Pyriet voor spikkels in de klei. De spikkel in de klei (steengoedklei) zie je nauwelijks bij de biscuitbak en komt pas echt tevoorschijn bij de hoge stook. De spikkel is zo intensief dat hij meestal nog zichtbaar is doorheen het glazuur.
Chamotte voor stevigheid. Chamotte zijn fijn gemalen, gebakken kleistukjes. Ze worden aan klei toegediend om de klei steviger te maken. Die stevigheid komt vooral van pas tijdens het bewerken. Op elke verpakking staat vermeld hoe groot de chamotte is en het percentage. Chamotte bestaat in meerdere kleuren en die kleur is niet altijd hetzelfde dan de klei, kleistaaltjes maken dit duidelijk. De stukjes zijn scherp. Kleine poederchamotte van 0,2mm merk je nauwelijks, des te groter de korrel is, des te meer voelbaar. Draaiers gebruiken klei zonder chamotte of chamotte tot 0,5mm. Weinigen die met grotere korrel draaien. Alle andere kleiartiesten kunnen eender welke klei nemen, het is te zien wat je ermee wil doen. Klei met chamotte is droger en de stukjes kunnen wel eens in de weg zitten. Ben je nog niet zeker wat je wil, start dan met een klei met 0,5 mm, de gulden middenweg zoals ze zeggen. Snel zal je merken of je minder of meer chamotte wil.

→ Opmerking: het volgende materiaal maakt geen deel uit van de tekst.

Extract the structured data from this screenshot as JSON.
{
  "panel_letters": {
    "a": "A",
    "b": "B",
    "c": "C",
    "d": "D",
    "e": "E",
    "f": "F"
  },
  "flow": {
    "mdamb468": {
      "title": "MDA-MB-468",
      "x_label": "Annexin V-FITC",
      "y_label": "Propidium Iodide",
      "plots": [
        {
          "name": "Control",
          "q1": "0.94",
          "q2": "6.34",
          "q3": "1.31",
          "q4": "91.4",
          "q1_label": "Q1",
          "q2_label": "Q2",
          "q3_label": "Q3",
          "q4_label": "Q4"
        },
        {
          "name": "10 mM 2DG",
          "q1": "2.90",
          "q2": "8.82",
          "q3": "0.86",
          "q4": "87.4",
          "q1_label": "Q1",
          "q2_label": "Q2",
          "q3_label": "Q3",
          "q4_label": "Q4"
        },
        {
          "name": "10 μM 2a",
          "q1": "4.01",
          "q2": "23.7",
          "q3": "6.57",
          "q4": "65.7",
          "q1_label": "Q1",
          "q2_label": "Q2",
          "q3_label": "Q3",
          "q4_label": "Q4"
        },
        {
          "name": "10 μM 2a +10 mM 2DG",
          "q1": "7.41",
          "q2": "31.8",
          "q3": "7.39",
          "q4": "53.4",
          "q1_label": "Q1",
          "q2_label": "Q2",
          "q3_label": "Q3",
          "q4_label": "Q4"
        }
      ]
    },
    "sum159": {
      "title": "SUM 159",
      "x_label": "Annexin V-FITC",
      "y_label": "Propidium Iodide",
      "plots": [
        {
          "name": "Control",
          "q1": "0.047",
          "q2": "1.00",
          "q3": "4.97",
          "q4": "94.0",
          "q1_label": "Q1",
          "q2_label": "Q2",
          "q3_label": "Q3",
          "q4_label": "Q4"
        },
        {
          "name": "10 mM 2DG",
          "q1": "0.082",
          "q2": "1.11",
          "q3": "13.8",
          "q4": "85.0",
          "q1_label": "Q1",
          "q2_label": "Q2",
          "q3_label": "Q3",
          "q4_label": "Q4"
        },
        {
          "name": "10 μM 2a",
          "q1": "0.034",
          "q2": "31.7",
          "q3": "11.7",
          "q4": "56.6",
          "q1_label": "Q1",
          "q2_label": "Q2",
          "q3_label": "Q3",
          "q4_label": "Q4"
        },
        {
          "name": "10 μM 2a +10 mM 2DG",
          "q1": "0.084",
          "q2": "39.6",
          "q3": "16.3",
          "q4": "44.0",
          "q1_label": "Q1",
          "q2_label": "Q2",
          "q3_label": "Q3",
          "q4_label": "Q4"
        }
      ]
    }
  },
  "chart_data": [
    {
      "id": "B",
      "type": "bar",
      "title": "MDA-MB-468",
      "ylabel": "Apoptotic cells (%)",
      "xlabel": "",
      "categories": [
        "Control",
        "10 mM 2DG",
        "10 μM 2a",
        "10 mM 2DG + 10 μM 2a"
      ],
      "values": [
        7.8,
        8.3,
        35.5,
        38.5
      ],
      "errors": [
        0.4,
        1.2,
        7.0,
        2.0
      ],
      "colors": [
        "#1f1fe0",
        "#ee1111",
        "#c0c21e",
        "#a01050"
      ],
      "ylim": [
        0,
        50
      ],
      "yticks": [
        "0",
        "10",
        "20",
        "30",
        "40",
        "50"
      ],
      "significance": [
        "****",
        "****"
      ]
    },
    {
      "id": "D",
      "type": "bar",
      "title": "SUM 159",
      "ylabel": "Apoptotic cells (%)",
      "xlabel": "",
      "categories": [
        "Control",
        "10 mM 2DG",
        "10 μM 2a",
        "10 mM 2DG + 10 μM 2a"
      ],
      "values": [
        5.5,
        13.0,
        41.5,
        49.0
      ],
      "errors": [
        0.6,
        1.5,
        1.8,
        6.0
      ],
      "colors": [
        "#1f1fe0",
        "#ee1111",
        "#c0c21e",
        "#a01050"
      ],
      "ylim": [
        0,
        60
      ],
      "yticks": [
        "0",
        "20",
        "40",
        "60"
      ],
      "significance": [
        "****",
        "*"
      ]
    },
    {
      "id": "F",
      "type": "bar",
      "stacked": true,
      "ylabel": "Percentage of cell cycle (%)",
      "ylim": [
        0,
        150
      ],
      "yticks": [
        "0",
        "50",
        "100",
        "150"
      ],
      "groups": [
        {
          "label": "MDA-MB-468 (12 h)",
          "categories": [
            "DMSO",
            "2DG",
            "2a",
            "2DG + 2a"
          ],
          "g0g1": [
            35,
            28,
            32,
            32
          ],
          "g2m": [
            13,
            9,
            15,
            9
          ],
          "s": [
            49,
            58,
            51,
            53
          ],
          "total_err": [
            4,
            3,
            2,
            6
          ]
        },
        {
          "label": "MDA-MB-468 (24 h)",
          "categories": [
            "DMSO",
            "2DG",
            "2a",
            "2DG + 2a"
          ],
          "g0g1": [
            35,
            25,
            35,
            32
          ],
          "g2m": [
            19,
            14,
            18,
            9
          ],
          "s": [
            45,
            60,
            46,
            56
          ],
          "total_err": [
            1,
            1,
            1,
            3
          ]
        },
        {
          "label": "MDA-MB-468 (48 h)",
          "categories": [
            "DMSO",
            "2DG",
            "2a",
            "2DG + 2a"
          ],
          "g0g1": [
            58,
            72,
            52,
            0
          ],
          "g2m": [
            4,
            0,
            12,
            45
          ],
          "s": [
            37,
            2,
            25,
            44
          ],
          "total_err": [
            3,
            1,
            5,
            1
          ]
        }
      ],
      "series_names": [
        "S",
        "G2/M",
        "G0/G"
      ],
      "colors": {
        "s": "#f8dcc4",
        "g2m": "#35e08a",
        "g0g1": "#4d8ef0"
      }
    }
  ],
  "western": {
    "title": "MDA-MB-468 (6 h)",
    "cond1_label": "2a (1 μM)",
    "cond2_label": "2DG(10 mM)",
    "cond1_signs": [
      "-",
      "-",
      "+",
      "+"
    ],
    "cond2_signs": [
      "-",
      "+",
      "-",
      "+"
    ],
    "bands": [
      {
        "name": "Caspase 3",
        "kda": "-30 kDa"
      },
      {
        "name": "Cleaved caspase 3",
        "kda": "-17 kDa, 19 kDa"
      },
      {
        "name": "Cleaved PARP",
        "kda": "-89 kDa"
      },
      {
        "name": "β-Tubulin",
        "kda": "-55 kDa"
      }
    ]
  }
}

Zand voor stevigheid. Net als chamotte, geeft zand ook stevigheid aan de klei. In tegenstelling met chamotte is zand een rondere korrel en dus aangenamer om mee te draaien, zelfs al is de korrel 1 mm.
Papier voor stevigheid. Papier, vlas of vezel wordt ook wel onder klei gemengd. Papierporselein is het meest gevraagd. Porseleinklei is minder toegeeflijk tijdens het werken, het droogt en brokkelt snel. Papierporselein houdt dit tegen. Met papierporselein is het gemakkelijker heel fragiele objecten te maken. Het papier brandt weg tijdens de biscuitbak en geeft enorm veel rook. Deze rook is niet goed voor de verwarmingselementen van de oven.
Gietklei
Gietklei wordt gebruikt in gipsen mallen. Ook hier kan het aardewerk, steengoed of porselein zijn.
Korte omschrijving van het proces: De mal wordt volledig volgegoten. De gips onttrekt water uit de klei zodat de klei vast wordt tegen de gipswand.
Als de verharde rand dik genoeg is, circa 4mm bij gietklei, wordt de overtollige klei weer uitgegoten.
Na een tijdje kan de mal geopend worden en klaar is de vorm.